Plotting multi-panel figures in R is *sooooooo* easy! Here we go for the alternate multi-plot. We use the same data.

```
# split into 2 rows and 2 cols
split.screen(c(2,2))
# keep track of which screen we are
# plotting to
scr <- 1
# iterate over columns
for (i in 1:ncol(df)) {
# select screen
screen(scr)
# reduce margins
par(mar=c(3,2,1,1))
# empty plot
plot(1:nrow(df), 1:nrow(df), pch="", xlab=NA,
ylab=NA, xaxt="n", yaxt="n", ylim=c(0,35),
bty="n")
# plot all data in grey
for (j in 1:ncol(df)) {
lines(1:nrow(df), df[,j],
col="grey", lwd=3)
}
# plot selected in blue
lines(1:nrow(df), df[,i], col="blue4", lwd=4)
# add blobs
points(c(1,nrow(df)), c(df[1,i], df[nrow(df),i]),
pch=16, cex=2, col="blue4")
# add numbers
mtext(df[1,i], side=2, at=df[1,i], las=2)
mtext(df[nrow(df),i], side=4, at=df[nrow(df),i],
las=2)
# add title
title(colnames(df)[i])
# add axes if we are one of
# the bottom two plots
if (scr >= 3) {
axis(side=1, at=1:nrow(df), tick=FALSE,
labels=rownames(df))
}
# next screen
scr <- scr + 1
}
# close multi-panel image
close.screen(all=TRUE)
```

And here is the result:

And there we have it.

So which do you prefer?

25th August 2016 at 9:51 pm

I have made just for fun a version with ggplot: https://gist.github.com/Artjom-Metro/0d2861f98aec7ab7544de2ae2b3d1e44

Maybe I should consider using R base plotting more often in the future…

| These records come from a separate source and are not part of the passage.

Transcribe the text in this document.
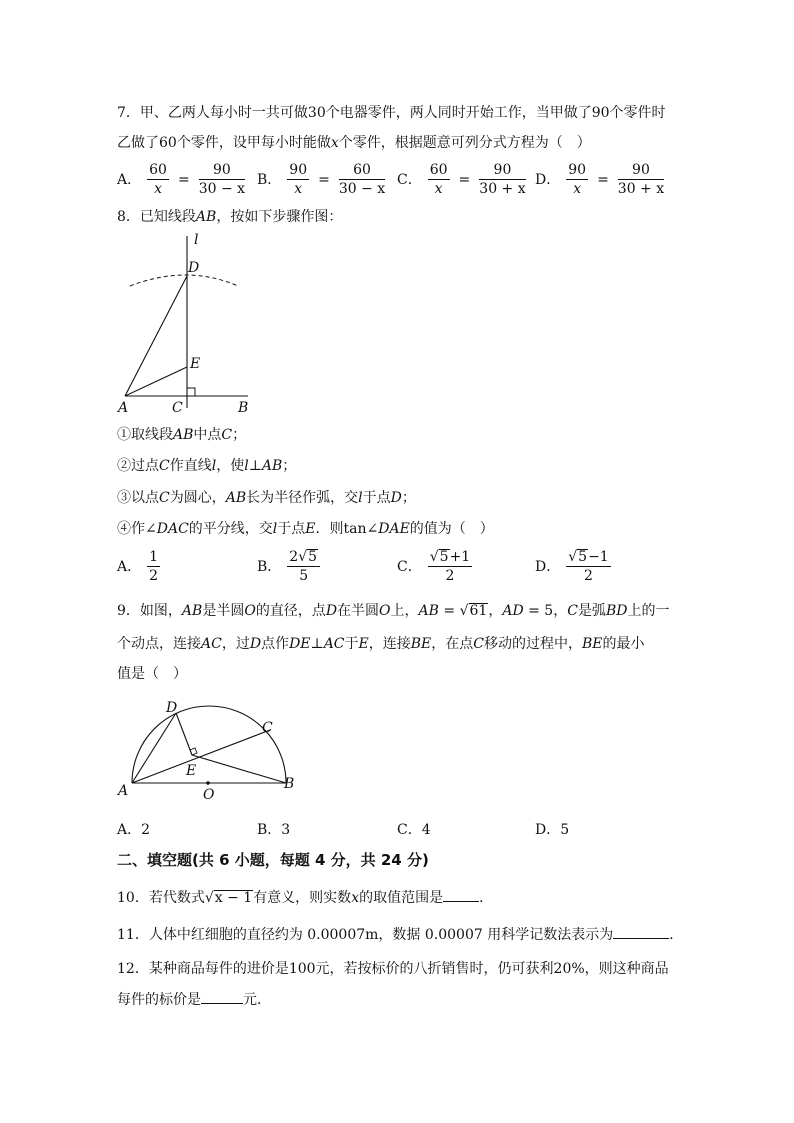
7．甲、乙两人每小时一共可做30个电器零件，两人同时开始工作，当甲做了90个零件时
乙做了60个零件，设甲每小时能做x个零件，根据题意可列分式方程为（　）
A． $\frac{60}{x} = \frac{90}{30 - x}$ B． $\frac{90}{x} = \frac{60}{30 - x}$ C． $\frac{60}{x} = \frac{90}{30 + x}$ D． $\frac{90}{x} = \frac{90}{30 + x}$
8．已知线段AB，按如下步骤作图：
l
D
E
A	C	B
①取线段AB中点C；
②过点C作直线l，使l⊥AB；
③以点C为圆心，AB长为半径作弧，交l于点D；
④作∠DAC的平分线，交l于点E．则tan∠DAE的值为（　）
A． $\frac{1}{2}$	B． $\frac{2√5}{5}$	C． $\frac{√5+1}{2}$	D． $\frac{√5-1}{2}$
9．如图，AB是半圆O的直径，点D在半圆O上，AB = √61，AD = 5，C是弧BD上的一
个动点，连接AC，过D点作DE⊥AC于E，连接BE，在点C移动的过程中，BE的最小
值是（　）
D
C
E
A	O
B
A．2	B．3	C．4	D．5
二、填空题(共 6 小题，每题 4 分，共 24 分)
10．若代数式√x − 1有意义，则实数x的取值范围是	．
11．人体中红细胞的直径约为 0.00007m，数据 0.00007 用科学记数法表示为	．
12．某种商品每件的进价是100元，若按标价的八折销售时，仍可获利20%，则这种商品
每件的标价是	元．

25th August 2016 at 10:16 pm

This is soooooo static.

https://plot.ly/ggplot2/

🙂

26th August 2016 at 2:05 am

I have to confess, this particular example leaves me very conflicted. The faceted plot is clearly more aesthetically pleasing and more in keeping with good practice. But if the aim is to compare quickly the values from the 4 categories, I think many people would find that the original does so quite well, despite the ugliness. I can say straight off, for example, that “circulatory starts highest and ends lowest.”

26th August 2016 at 1:57 pm

Ehm. Error bars?

30th August 2016 at 4:39 pm

Yeah, so point of post was to recreate graphs… they don’t have error bars so I didn’t re-create them!